Abstract: | All couples with minor children who filed for divorce within a specific 6‐week period (N = 191 couples) in one jurisdiction were ordered to attend a divorce education program. The control group included about 20 couples randomly selected from each of six 6‐week intervals before and six 6‐week intervals after the treatment interval (N = 243 couples). Archival records were searched for variables such as legal and residential custody award, visitation percentage, and relitigation. The impact of the program was assessed by evaluating, for each variable, whether the data for program interval departed from the straight (regression) line drawn through all the control group intervals. Only the visitation time award significantly differed: 27.75% for treatment couples and 22.46% for control couples. Analyses show that the father's attendance at the program primarily accounts for the difference. Key Points for the Family Court Community - There are considerable methodological weaknesses in most of the existing evaluations of divorcing parent education programs.

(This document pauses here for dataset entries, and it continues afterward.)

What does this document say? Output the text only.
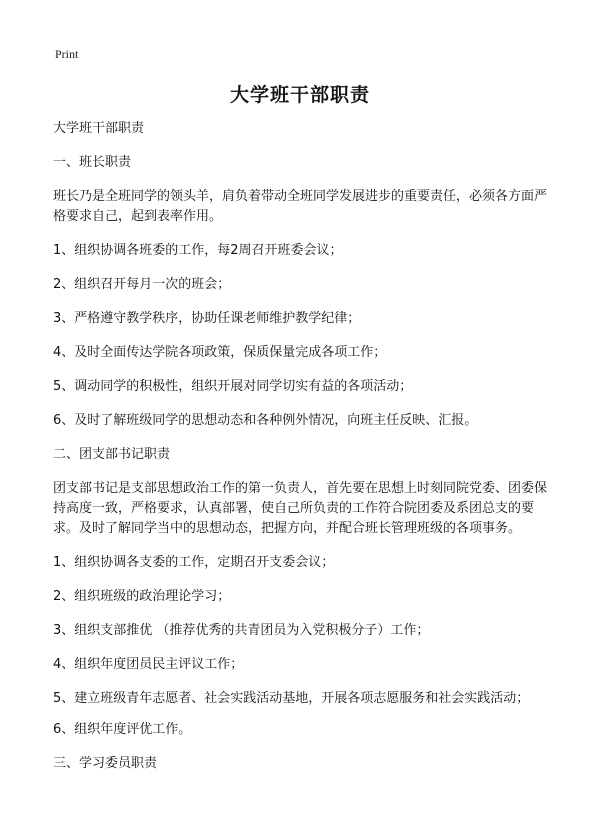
Print
大学班干部职责

大学班干部职责

一、班长职责

班长乃是全班同学的领头羊，肩负着带动全班同学发展进步的重要责任，必须各方面严格要求自己，起到表率作用。

1、组织协调各班委的工作，每2周召开班委会议；

2、组织召开每月一次的班会；

3、严格遵守教学秩序，协助任课老师维护教学纪律；

4、及时全面传达学院各项政策，保质保量完成各项工作；

5、调动同学的积极性，组织开展对同学切实有益的各项活动；

6、及时了解班级同学的思想动态和各种例外情况，向班主任反映、汇报。

二、团支部书记职责

团支部书记是支部思想政治工作的第一负责人，首先要在思想上时刻同院党委、团委保持高度一致，严格要求，认真部署，使自己所负责的工作符合院团委及系团总支的要求。及时了解同学当中的思想动态，把握方向，并配合班长管理班级的各项事务。

1、组织协调各支委的工作，定期召开支委会议；

2、组织班级的政治理论学习；

3、组织支部推优 （推荐优秀的共青团员为入党积极分子）工作；

4、组织年度团员民主评议工作；

5、建立班级青年志愿者、社会实践活动基地，开展各项志愿服务和社会实践活动；

6、组织年度评优工作。

三、学习委员职责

- Stronger, more scientifically rigorous—and thus persuasive—designs are possible in court settings, such as the regression discontinuity quasi‐experimental design we feature here.
- Archival records, such as various court filings, are a rich and relatively untapped source of data.
- Being mandated to attend a single 2‐hour divorcing parent education class caused an increase in the visitation time award in divorce decrees.
- There is a disconnect between being mandated by a judge to attend a program and actual attendance.